Rainer Maria Rilke – Parcours nocturne

Par Stéphane Chabrières @schabrieres

Rien ne peut se comparer. Qu’est ce qui n’est pas entièrement
seul avec soi, en effet, et y eut-il jamais chose à dire ;
nous ne nommons rien, il nous est seulement permis d’endurer
et de nous persuader que çà et là un éclat,
çà et là un regard nous a peut-être effleurés
comme si précisément cela qui est notre vie
vivait à l’intérieur. A qui résiste,
le monde n’advient pas. Et à qui comprend trop,
l’éternel se dérobe. Parfois
dans de grandes nuits pareilles à celle-ci nous sommes comme
hors de danger, partagés en fragments égaux,
répartis en étoiles. Comme elles sont pressantes.

*

Nächtlicher Gang

Nichts ist vergleichbar. Denn was ist nicht ganz
mit sich allein und was je auszusagen;
wir nennen nichts, wir dürfen nur ertragen
und uns verständigen, dass da ein Glanz
und dort ein Blick vielleicht uns so gestreift
als wäre grade das darin gelebt
was unser Leben ist. Wer widerstrebt
dem wird nicht Welt. Und wer zu viel begreift
dem geht das Ewige vorbei. Zuweilen
in solchen großen Nächten sind wir wie
außer Gefahr, in gleichen leichten Teilen
den Sternen ausgeteilt. Wie drängen sie.

*

Nocturnal Walk

All’s past compare ! What is not utterly
in self-aloneness ? What can be expressed ?
We’ve names for nothing, we endure at best,
and come to feel that here a gleam, maybe,
and there a glance has traversed us in such
manner as though within it that existed
which is our life. For one who has resisted
no world has risen. And one knowing too much
eternity will by-pass.
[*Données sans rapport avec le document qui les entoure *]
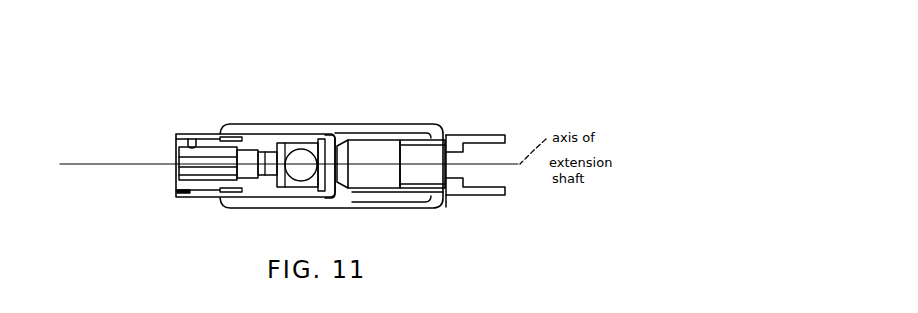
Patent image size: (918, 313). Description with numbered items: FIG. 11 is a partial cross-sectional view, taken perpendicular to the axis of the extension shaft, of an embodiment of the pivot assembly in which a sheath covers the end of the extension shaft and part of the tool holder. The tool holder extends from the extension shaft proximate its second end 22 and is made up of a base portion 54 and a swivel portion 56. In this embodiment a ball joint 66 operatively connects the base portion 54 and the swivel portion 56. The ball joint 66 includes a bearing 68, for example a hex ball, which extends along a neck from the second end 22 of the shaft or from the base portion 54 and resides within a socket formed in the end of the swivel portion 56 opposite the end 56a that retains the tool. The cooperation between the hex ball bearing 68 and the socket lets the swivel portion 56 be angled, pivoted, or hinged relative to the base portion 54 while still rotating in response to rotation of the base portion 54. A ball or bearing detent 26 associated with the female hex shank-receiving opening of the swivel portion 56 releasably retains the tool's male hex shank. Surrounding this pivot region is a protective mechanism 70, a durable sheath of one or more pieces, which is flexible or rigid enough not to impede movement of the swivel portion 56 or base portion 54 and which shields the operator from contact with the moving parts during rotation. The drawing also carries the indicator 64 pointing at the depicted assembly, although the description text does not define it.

The second end 22 is at (415, 138).
The ball or bearing detent 26 is at (194, 141).
The base portion 54 is at (350, 165).
The swivel portion 56 is at (202, 135).
The end of the swivel portion 56a is at (178, 199).
The connector assembly 64 is at (370, 217).
The ball joint 66 is at (275, 190).
The bearing 68 is at (282, 143).
The protective mechanism 70 is at (287, 123).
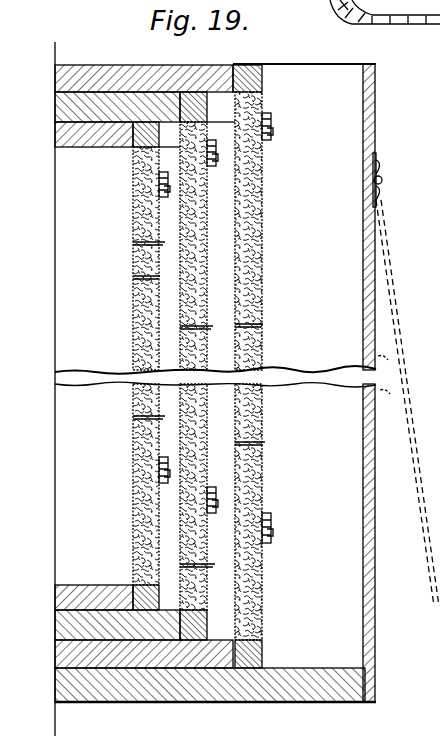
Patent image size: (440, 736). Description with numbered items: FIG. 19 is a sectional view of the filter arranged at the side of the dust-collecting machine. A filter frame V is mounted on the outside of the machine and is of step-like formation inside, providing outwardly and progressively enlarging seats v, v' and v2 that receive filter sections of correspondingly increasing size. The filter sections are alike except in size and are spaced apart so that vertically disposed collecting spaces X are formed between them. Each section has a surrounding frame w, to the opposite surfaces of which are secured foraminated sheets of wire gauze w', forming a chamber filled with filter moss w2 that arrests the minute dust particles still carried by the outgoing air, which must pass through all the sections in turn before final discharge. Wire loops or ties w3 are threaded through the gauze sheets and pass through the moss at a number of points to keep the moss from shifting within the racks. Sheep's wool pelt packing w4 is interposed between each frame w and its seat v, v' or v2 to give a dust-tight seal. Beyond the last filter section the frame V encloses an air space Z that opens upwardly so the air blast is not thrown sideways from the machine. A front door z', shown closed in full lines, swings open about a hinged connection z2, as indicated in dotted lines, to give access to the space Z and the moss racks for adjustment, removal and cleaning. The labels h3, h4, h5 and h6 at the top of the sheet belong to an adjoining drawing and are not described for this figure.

The filter frame V is at (56, 108).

Overspread
by these great nights, we seem at moments long
past reach of peril and distributed
lightly among the stars. Oh, how they throng !

Capri, 17 April 1908

***

Rainer Maria Rilke (1875-1926) – Poèmes à la nuit (Verdier, 1994) – Traduit de l’allemand par Gabrielle Althen et Jean-Yves Masson – Préface de Marguerite Yourcenar – Poems 1906 to 1926 (New Directions, 1957) – Translated by J.B. Leishman.